2009 yılının flaş transferi (daha çok vitrin oyuncusu olarak) İbrahimovic'i hatırlıyoruz. Bir yıl Barca forması giyen oyuncu kırk altı maçta görev alıp 22 gole imza atmıştı. İstatistiklere bakınca başarılı bir sezon gibi algılanabilir. Fakat Barca'nın oyununu aksatan, işlemesine engel olan İbra ertesi yıl kadroda yer bulamamış ve Milan'a kiralanmıştı.

Hatasını fark eden Barca bir yıl sonra kadroya Villa'yı katıyordu. Aslında tam da Eto'o'nun boşluğunu dolduracak oyuncuydu ve sakatlandığı sürece kadar bunu fazlasıyla başardı. David Villa, Barcelona’nın üçlü dinamik forvetinin her parçasını oluşturabilmeleriyle İbrahimovic’ten ayrılıyor. İbrahimovic kağıt üstünde uç oyuncu olarak saha çıkıyor ve üçlü forvetin maçın akışına göre değişen dinamizmine uyum sağlayamıyor. Inter’deyken de zaman zaman 4–3–3 olarak nitelenen dizilişte (ya da 4-5-1’in varyasyonu) en uçta oynayan İbrahimovic, takımına maksimum faydayla oynuyordu. Maç boyunca uç oyuncu olarak görev yapıyor ve oyun içinde herhangi bir değişkenliğe katılmıyordu. Barcelona’da, üçlü forvetten birinin hemen hemen çakılı bir pozisyonda oynaması tüm hücumu kısırlaştıran bir etken olarak karşımıza çıkıyor. Inter’deki durumdan Barcelona’da söz edemiyoruz ve İbrahimovic’in uç oyuncu olarak oynaması bütün oyunun aksaması anlamına geliyor.İbrahimovic’in oyun bilgisi ve yeteneklerini tartışmaya gerek yok. Fakat İbrahimovic, Barcelona’nın yaratıcı bir hareketliliğe sahip dinamik forvetinin bir parçası olamadı. Oyunun akışı içinde Barcelona’nın üçlü forvetinin birbiriyle yer değiştirmesi, yani oyunu okuyarak farklı alan yaratmaları temel özelliği oluşturuyor. Bu noktada İbrahimovic büyük oranda uçta çakılı kalıyor. Böylelikle Barça’nın oyunu sekteye uğruyor.

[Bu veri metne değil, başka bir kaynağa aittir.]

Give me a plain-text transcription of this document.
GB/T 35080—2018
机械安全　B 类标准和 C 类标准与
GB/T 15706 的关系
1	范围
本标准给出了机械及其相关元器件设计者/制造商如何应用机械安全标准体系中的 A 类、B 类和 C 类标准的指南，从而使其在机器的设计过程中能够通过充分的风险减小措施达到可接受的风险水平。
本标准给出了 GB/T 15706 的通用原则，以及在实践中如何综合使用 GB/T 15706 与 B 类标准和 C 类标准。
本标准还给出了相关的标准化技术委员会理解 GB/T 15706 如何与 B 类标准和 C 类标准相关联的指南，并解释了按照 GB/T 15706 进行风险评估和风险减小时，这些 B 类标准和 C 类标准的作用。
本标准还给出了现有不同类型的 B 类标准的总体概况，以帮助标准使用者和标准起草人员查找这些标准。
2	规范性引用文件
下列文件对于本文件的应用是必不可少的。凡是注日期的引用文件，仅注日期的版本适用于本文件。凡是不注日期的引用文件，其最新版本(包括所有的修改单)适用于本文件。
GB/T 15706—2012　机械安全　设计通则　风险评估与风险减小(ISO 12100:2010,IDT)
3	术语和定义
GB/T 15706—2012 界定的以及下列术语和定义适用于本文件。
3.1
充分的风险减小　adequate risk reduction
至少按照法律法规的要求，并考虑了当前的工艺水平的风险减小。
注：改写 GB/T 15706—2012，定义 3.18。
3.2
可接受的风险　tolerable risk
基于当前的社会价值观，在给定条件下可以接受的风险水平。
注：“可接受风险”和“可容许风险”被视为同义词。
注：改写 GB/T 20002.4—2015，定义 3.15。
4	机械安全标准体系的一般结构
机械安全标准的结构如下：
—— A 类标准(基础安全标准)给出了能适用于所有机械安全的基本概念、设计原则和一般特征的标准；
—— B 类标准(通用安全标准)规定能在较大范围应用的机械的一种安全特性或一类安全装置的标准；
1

Barcelona'nın hücumunda yer alabilmenin sırrı da topsuz alan da bütüne dahil olabilmekten geçiyor.Villa artık takımda değil ve o mevkide (sol ön olarak nitelenebilir) Neymar'ı oynatacaklar. Konfederasyon kupası sonrası Neymar'ı eleştirmek çok da akıllıca gelmeyebilir. Fakat Neymar Barcelona için sistemi sıkıntıya sokabilecek bir oyuncu. Hareketliliği ve oyun içinde pozisyon değiştirme becerilerinde gelişmesi onu Barca'da tutabilir. Bu becerilerde de gelişime açık bir oyuncu. Esas sıkıntılı olan kısımda  (topla fazla oynaması, daha bencil hareketleri ilk akla gelebilir -ki Ronaldinho'da aynı düzlemde hareketleri yapıyordu) topsuz oyunda hemen hemen hiç olmayışı. Hareketliği ile kontraya çıkarken katılabiliyor, fakat Barca'nın oyununda kontranın pek de anlamı yok. Tiki taka oyunda topu tutan takım, kaybettiğinde de rakibin oyun sınırını belirlemiş oluyor. Bu noktada bütün oyuncular tek bir  vücut gibi, bir sonraki pozisyonunda düşüncesini barındıran bir alan oyunu oynuyorlar. Yazının başında bahsettiğimiz gibi İbra bu sisteme uyum sağlayamamıştı. Neymar da topsuz oyundaki alan değiştirme, pres, oyunu okuma becerisinde gelişme kat edemezse Barcelona için  yeni İbrahimovic olacaktır. Buradaki ayrımımız oynadığı yılda kupa kazanması, 30 gol atması, şu kadar asist yapması falan değil. İbrahimovic de 22 gol atmıştı, oyunu aksatıyordu, 44 atsaydı da oyun aksamaya devam edecekti. Neymar eleştirimiz hiç bir zaman onun istatistik verileri olmayacak. Bir oyun kültürünün parçası olup olamayacağı, şimdiki yeteneklerinin Neymar'ı ile Barca'nın oyunundaki Neymar'ı okumaya çalıştık bu yazımızda.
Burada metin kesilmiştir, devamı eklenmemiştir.